И лишь гораздо позднее, во время представления «Каприччио» в Вене, Эдма Боте-Лебреш вспомнит этот миг, этот голос и решит, что, наконец, осознала все связанное с этим плаванием. А пока что, погрузившись в иные, гораздо более банальные воспоминания, извлеченные из глубин памяти, она появилась на палубе в бананового цвета брючном шелковом костюме, с которым изысканно контрастировал намотанный на тощую шею темно-синий платок, и тут Эдма окинула взглядом обе палубы, корабельные трубы, мостик, толпу и плетеные кресла, тем самым «проницательным» взглядом, что так славился в ее узком кругу, взглядом собственницы, но собственницы, преисполненной сарказма. Словно по волшебству оказавшись во власти того, что сама Эдма называла своей «аурой» (ибо она и впрямь обладала некоей силой, способной по ее желанию привлечь внимание присутствующих), кое-кто из собравшихся на палубе повернулся лицом к «грациозно-стремительной фигурке, столь элегантно одетой… и против света кажущейся совсем юной, невзирая на возраст», как мысленно охарактеризовала себя Эдма. И, улыбаясь своим преисполненным энтузиазма подданным, милостивая королева Эдма Боте-Лебреш начала спускаться по палубным сходням.
И первым, кто поцеловал ей ручку, был юноша в джинсах, необычайно красивый, быть может, даже чересчур. И, само собой, его представил тут же оказавшийся Чарли Болленже, успевший за последние десять минут влюбиться без памяти.

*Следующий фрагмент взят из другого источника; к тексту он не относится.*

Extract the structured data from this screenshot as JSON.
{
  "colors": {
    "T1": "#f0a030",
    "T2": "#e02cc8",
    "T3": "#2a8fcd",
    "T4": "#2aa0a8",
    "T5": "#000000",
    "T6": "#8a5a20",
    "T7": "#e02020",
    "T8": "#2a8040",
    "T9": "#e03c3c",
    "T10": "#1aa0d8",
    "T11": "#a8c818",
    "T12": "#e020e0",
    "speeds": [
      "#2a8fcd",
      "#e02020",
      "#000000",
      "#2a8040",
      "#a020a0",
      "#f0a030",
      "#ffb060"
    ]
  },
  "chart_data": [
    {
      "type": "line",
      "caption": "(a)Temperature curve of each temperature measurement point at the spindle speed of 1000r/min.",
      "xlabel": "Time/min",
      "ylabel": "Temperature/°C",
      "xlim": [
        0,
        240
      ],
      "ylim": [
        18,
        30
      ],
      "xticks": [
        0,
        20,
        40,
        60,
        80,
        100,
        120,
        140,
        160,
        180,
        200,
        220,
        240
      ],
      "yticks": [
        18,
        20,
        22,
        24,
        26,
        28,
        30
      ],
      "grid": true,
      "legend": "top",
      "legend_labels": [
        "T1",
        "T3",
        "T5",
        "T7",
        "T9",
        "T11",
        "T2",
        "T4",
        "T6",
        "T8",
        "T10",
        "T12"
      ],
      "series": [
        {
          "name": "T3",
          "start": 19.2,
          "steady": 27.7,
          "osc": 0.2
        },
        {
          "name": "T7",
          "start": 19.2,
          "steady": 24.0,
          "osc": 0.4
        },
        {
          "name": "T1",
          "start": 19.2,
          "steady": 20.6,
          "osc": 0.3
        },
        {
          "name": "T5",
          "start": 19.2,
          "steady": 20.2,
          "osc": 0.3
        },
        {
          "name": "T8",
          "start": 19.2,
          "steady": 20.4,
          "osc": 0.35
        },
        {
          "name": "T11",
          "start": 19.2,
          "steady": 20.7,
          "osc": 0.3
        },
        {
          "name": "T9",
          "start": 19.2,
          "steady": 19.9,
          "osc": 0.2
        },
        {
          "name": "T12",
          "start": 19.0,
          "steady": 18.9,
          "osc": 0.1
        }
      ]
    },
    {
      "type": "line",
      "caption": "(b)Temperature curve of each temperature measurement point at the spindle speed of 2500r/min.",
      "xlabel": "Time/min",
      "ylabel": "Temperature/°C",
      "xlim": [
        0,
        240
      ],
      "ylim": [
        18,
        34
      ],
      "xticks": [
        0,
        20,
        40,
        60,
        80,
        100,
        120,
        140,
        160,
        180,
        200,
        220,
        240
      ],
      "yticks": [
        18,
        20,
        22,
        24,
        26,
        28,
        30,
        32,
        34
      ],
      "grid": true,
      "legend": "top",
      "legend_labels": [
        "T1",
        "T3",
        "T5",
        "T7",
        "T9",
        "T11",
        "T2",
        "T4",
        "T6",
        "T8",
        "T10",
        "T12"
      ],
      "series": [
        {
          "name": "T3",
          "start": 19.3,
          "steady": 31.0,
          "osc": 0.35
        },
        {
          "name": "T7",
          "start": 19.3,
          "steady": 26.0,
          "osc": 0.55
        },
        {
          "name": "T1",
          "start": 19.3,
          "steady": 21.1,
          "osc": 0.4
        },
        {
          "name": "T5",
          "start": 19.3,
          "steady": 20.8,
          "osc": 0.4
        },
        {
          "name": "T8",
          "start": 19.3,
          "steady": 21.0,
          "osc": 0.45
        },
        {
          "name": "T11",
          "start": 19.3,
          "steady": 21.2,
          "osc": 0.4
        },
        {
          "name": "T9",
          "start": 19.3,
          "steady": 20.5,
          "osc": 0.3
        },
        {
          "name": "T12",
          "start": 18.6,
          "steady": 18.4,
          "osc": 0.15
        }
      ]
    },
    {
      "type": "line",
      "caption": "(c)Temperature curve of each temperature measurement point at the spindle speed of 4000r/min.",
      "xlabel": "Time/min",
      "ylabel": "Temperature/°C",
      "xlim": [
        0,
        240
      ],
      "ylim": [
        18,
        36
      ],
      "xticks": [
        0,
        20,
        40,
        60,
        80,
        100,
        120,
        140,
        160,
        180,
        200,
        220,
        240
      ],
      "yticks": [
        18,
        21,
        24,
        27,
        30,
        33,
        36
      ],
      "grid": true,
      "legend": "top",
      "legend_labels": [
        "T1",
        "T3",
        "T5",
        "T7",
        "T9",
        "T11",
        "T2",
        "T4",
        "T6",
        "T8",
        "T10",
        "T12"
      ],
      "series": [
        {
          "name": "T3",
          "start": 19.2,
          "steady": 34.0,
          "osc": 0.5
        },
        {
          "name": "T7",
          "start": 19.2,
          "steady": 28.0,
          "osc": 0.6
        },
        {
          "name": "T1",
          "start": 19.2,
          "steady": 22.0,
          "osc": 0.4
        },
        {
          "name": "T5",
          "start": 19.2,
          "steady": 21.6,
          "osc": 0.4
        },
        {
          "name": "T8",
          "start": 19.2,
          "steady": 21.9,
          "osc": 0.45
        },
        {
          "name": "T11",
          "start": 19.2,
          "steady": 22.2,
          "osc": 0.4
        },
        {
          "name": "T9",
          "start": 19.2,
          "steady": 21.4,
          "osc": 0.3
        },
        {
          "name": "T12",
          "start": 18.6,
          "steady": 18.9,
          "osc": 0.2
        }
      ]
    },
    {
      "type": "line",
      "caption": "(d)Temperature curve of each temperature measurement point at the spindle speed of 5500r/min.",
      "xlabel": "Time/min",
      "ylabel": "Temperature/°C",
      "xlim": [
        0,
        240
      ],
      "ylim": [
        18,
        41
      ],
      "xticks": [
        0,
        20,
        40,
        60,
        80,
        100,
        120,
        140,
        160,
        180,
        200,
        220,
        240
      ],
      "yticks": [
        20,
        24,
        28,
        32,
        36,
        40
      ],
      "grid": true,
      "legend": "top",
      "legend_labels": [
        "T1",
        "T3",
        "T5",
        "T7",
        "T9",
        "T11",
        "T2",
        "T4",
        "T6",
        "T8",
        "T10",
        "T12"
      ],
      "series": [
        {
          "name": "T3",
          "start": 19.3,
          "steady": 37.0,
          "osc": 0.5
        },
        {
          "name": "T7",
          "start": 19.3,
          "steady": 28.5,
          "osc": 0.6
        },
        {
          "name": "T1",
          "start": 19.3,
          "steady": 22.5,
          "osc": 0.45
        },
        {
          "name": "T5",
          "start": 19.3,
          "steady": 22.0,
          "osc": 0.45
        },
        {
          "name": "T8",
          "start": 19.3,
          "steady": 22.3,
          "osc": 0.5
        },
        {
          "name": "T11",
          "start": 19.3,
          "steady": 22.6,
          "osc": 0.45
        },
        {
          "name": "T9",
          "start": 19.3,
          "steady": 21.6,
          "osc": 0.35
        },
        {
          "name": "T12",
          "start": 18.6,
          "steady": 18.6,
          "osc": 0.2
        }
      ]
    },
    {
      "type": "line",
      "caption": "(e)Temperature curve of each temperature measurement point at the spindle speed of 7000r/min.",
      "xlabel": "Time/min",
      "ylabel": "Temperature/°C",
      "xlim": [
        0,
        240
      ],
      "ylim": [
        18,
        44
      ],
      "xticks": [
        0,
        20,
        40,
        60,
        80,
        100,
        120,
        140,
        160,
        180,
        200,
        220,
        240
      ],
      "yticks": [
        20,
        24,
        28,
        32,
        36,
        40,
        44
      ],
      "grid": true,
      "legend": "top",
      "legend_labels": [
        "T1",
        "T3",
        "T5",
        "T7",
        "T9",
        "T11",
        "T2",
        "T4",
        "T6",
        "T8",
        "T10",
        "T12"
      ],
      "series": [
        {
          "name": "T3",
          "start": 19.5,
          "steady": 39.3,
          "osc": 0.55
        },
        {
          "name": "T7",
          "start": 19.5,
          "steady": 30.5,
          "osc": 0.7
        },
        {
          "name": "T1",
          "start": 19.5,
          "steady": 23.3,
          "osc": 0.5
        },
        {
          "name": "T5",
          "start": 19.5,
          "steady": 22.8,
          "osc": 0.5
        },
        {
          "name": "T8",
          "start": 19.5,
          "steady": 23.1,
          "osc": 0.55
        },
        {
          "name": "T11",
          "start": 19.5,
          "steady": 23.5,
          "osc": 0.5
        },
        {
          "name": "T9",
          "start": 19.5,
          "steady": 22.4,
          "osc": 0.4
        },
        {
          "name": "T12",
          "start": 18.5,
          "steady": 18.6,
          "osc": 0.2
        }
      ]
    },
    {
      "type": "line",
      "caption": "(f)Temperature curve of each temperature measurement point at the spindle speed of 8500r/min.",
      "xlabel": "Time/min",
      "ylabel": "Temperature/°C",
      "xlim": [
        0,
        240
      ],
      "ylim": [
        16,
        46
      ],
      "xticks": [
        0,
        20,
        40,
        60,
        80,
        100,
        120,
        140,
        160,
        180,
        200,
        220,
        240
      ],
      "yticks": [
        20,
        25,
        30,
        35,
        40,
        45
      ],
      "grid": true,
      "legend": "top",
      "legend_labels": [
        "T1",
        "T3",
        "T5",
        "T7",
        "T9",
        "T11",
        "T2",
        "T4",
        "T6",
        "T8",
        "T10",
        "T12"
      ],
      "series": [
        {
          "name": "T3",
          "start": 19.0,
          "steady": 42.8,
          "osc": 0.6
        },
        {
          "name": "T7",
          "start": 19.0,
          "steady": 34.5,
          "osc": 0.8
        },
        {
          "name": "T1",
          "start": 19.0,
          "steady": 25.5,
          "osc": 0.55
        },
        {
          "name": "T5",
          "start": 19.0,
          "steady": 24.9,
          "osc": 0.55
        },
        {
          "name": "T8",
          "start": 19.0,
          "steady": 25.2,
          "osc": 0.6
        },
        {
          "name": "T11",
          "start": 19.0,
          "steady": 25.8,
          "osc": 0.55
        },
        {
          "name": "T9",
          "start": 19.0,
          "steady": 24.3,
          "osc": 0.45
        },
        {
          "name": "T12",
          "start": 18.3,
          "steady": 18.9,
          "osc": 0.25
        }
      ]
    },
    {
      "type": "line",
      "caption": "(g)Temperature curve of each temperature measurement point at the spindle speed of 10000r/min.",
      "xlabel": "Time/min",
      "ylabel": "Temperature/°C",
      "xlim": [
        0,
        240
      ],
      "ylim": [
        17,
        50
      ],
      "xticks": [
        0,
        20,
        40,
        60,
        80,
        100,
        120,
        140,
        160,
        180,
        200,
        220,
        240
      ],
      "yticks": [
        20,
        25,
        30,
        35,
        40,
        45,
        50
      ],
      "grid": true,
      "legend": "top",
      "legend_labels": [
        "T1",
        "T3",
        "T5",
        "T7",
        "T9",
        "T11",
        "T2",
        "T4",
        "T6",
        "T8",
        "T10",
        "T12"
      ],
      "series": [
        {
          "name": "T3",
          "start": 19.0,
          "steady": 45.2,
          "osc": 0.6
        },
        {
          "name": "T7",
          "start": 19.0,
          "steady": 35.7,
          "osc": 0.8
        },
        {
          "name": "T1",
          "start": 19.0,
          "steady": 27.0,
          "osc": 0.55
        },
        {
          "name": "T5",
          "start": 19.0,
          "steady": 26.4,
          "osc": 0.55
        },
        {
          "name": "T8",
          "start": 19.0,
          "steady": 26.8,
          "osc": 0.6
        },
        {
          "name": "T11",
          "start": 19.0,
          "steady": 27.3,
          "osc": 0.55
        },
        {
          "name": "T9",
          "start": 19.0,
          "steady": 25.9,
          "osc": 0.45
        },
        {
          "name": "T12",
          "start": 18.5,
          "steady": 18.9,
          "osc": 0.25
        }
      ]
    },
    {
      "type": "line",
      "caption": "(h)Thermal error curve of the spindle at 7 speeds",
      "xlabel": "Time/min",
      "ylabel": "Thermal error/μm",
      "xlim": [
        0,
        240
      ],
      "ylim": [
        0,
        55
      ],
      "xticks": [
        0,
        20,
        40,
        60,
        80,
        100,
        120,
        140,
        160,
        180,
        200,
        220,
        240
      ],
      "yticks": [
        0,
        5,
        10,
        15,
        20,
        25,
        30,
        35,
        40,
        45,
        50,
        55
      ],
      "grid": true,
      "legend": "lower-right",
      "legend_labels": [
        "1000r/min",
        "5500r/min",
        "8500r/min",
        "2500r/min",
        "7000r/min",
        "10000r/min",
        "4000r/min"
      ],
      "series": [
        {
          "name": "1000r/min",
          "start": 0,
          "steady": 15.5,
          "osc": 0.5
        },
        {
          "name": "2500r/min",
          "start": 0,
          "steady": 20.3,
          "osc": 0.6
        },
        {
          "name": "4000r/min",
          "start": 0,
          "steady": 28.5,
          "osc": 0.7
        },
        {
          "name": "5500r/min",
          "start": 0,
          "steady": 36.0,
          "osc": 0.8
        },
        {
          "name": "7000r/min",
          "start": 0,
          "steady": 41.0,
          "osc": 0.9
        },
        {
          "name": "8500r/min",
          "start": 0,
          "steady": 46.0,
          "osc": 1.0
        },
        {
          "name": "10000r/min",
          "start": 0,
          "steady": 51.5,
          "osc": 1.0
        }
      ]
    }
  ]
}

– Мадам Эдма Боте-Лебреш, позвольте представить вам месье Файяра… Андреа Файяр… Андреа!.. – воскликнул он, открыто, самозабвенно и разом преодолев все барьеры, расставленные жестоким обществом между ним и этим неизвестным молодым человеком. – Полагаю, что я вам еще о нем не рассказывал, – добавил Чарли слегка извиняющимся тоном.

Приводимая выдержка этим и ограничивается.